Monday, May 30, 2016

Automate the build and run in local machine - GSoC 2016

Wrote a small bash script today. Just few lines. It do these things specifically,
  • Build tajo-storage-mongodb module and copy the .jar file to the snapshot. The snap shot is already configured to use mongo storage.
  • Remove the logs. 
  • Start tajo. 
  • Wait for a little and open the log file with gedit. 
  • Stop tajo 
Lol. It is really a small script, but it simplified my work a lot.

Anyway I was able to run tajo with this configurations. 
Of course table space don't do anything yet but seeing something like this makes me really happy. :D

The First Week ( GSoC )

The beginning of the coding period was not actually rushing as expected. This week was allocated to discuss the architecture of the module, with my mentors. Actually it was done a long before. Of course still there are questions regarding the architecture but they can't be solved before hand. They will be solved during the implementation. It's agile guys!

Project at the moment

Created a new module for mongodb storage plugin which is going to be implemented throughout the summer by me ;) 
Created the following main classes by implementing those interfaces and abstract classes.
  • MongoDbTableSpace
  • MongoDbFragment
  • MongoDbScanner 
  • MongoDbAppender
Also implemented a class called ConnectionInfo to keep MongoDB connection. When I implement it copplied a lot from the JDBC connection info class. Thank you blrunner. Hope you will not be mad at me about that. ;)

Problems and Solutions

Let's discuss about some questions came across in the first week. The first question was regarding the newly created module. When I buld using mvn command it says the module was build successfully but the relevant jar was not in the snapshot. I couldn't find why was it. Actually I build it several time (around 10 times) by changing pom.xml file several times. Problem was not with the mvn configurations. The module was build in the module directory, but it should be copied into the snapshot directory. It is done by a command in pom.xml of tajo-storage module. Anyway I added the lien and it started to work fine.
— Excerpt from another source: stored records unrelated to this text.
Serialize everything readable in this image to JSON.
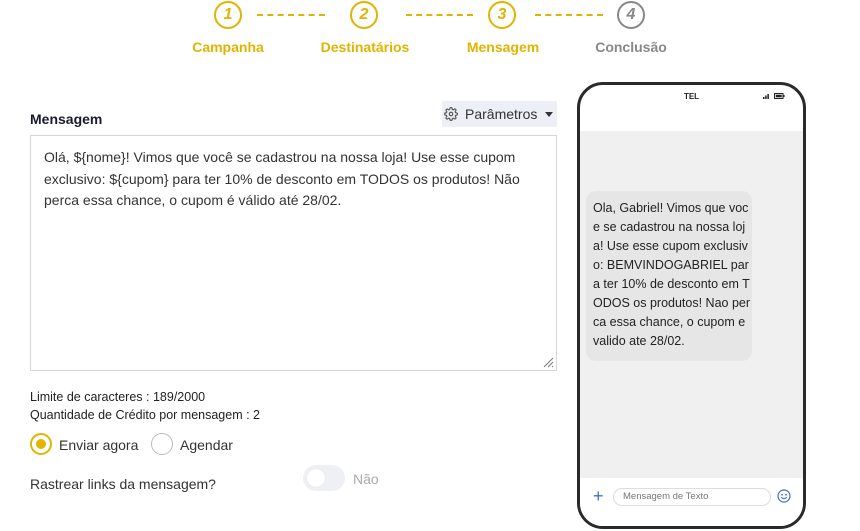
{
  "stepper": {
    "steps": [
      {
        "number": "1",
        "label": "Campanha",
        "active": true
      },
      {
        "number": "2",
        "label": "Destinatários",
        "active": true
      },
      {
        "number": "3",
        "label": "Mensagem",
        "active": true
      },
      {
        "number": "4",
        "label": "Conclusão",
        "active": false
      }
    ],
    "colors": {
      "active": "#e0b400",
      "inactive": "#888888"
    }
  },
  "form": {
    "section_title": "Mensagem",
    "params_button": {
      "label": "Parâmetros",
      "icon": "gear-icon"
    },
    "message_text": "Olá, ${nome}! Vimos que você se cadastrou na nossa loja! Use esse cupom exclusivo: ${cupom} para ter 10% de desconto em TODOS os produtos! Não perca essa chance, o cupom é válido até 28/02.",
    "char_limit": "Limite de caracteres : 189/2000",
    "credit_qty": "Quantidade de Crédito por mensagem : 2",
    "send_options": [
      {
        "label": "Enviar agora",
        "checked": true
      },
      {
        "label": "Agendar",
        "checked": false
      }
    ],
    "track_links": {
      "label": "Rastrear links da mensagem?",
      "toggle_text": "Não",
      "enabled": false
    }
  },
  "phone": {
    "carrier": "TEL",
    "preview_text": "Ola, Gabriel! Vimos que voce se cadastrou na nossa loja! Use esse cupom exclusivo: BEMVINDOGABRIEL para ter 10% de desconto em TODOS os produtos! Nao perca essa chance, o cupom e valido ate 28/02.",
    "compose_placeholder": "Mensagem de Texto"
  }
}
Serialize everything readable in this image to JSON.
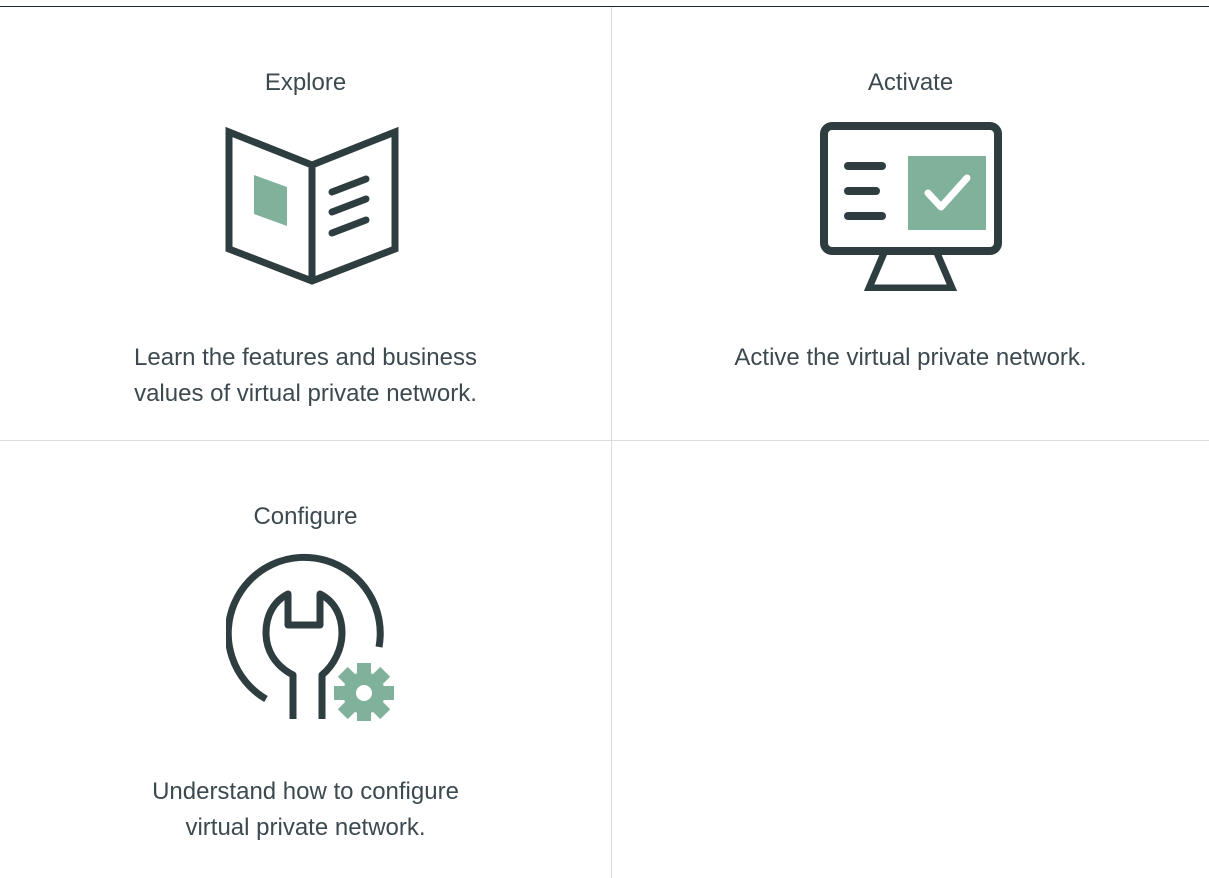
{
  "cards": [
    {
      "title": "Explore",
      "icon": "book-icon",
      "description_lines": [
        "Learn the features and business",
        "values of virtual private network."
      ]
    },
    {
      "title": "Activate",
      "icon": "monitor-check-icon",
      "description_lines": [
        "Active the virtual private network."
      ]
    },
    {
      "title": "Configure",
      "icon": "wrench-gear-icon",
      "description_lines": [
        "Understand how to configure",
        "virtual private network."
      ]
    }
  ],
  "colors": {
    "icon_dark": "#2e3d3f",
    "icon_accent": "#80b29b",
    "text": "#3c4a50",
    "divider": "#d9dcdd"
  }
}
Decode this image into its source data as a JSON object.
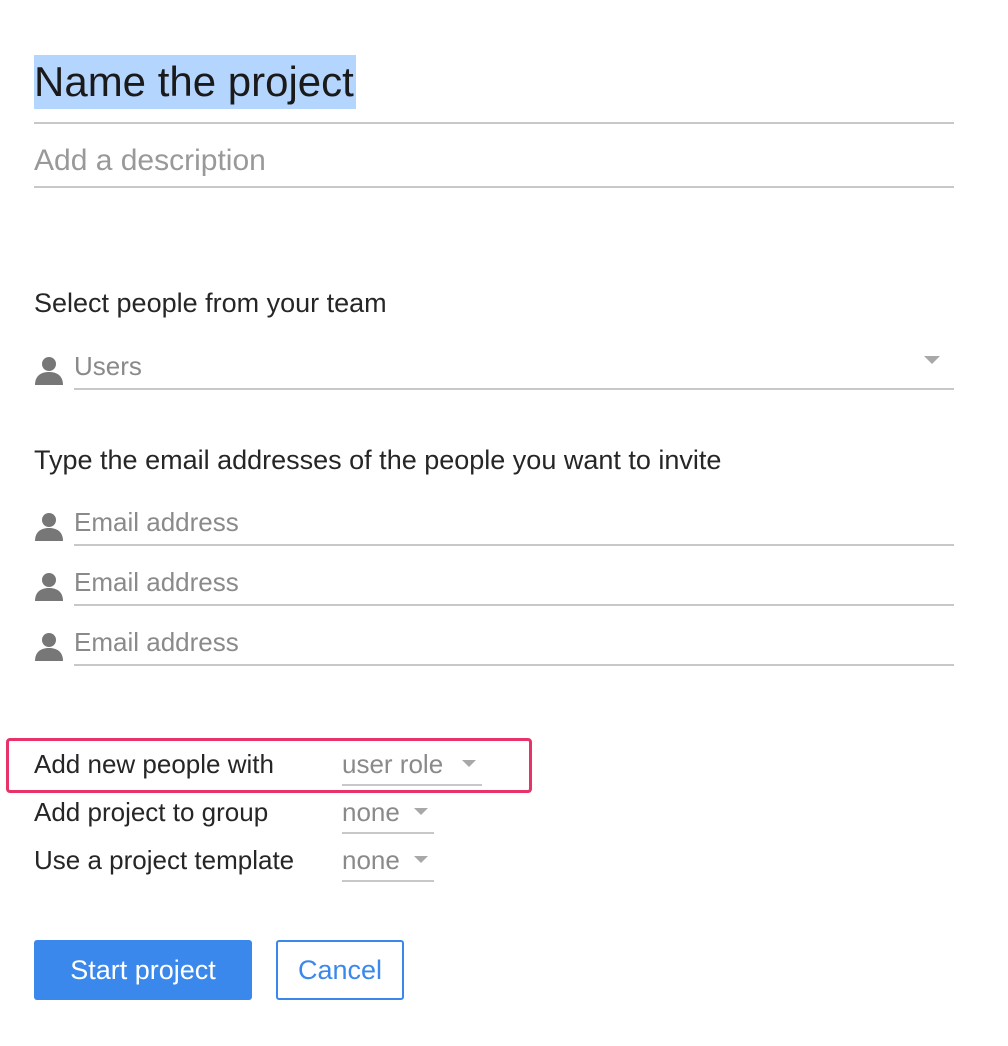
{
  "form": {
    "title_value": "Name the project",
    "description_placeholder": "Add a description"
  },
  "team": {
    "heading": "Select people from your team",
    "users_placeholder": "Users"
  },
  "invite": {
    "heading": "Type the email addresses of the people you want to invite",
    "emails": [
      {
        "placeholder": "Email address",
        "icon": "person-icon"
      },
      {
        "placeholder": "Email address",
        "icon": "person-icon"
      },
      {
        "placeholder": "Email address",
        "icon": "person-icon"
      }
    ]
  },
  "options": {
    "role": {
      "label": "Add new people with",
      "value": "user role"
    },
    "group": {
      "label": "Add project to group",
      "value": "none"
    },
    "template": {
      "label": "Use a project template",
      "value": "none"
    }
  },
  "actions": {
    "start_label": "Start project",
    "cancel_label": "Cancel"
  },
  "colors": {
    "accent": "#3b88ec",
    "highlight_border": "#e6336a",
    "text_selection": "#b4d5fe"
  }
}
The next question is replication. It is something complex. ;) The thing is that in configurations for hdfs you can provide multiple hosts. MongoDB also can have multiple hosts as replica. Should the storage plugin I write include that functionality? If so, how the URI passed a question. For a table space details will of the table is given as a URI. By default java URI don't allowed multiple hosts. Then how hdfs do that? It is something to be studied.

Optional

I setup the Travis for my GitHub account. It is cool. I mean great. It can be name as one of the coolest things provided in the internet. Traivis automatically build the project in my GirHub repositories. We can configure it with travis.yml. And the best thing is it is completely free for opensource projects. :D :D 

Sunday, May 8, 2016

The Simple Contribution - GSoC 2016

Got a reply from the mongo community. Seems like I have to learn a lot about mapping document based databases to column based databases.

Yesterday something marvelous happened. My mentor asked me to do a commit. Actually he told me how to do it. First I couldn't even understand the issue, but somehow he explained it really well. I made the changes in my repo yesterday, today I  make the pull request. Lol, I should have done it yesterday, but I had doubts. Anyway Travis the bot is doing tests automatically. I don't have to worry about that. 😂 I think what I edited do not effect unit tests or integration tests but Jaehwa said that after testing with MariaDB server, he'll prepare to commit my patch.

Further I got an email from a student(Subashini Hariharan) who is doing her Masters. She wants to add Cassandra plugin for Tajo as her Master's project. I don't know whether it is enough for that but I think it's a great idea. I think it is possible and will be easier to do compared to the MongoDB. So I introduced her to my mentors.


Still I need to understand the storage module architecture. It can't be much complicated. I want understand how to map Mongo Collections to Tajo tables. Thing is that we don't have much time. So many assignments and submissions. I am going to go through Storage Module again today. That's it for today.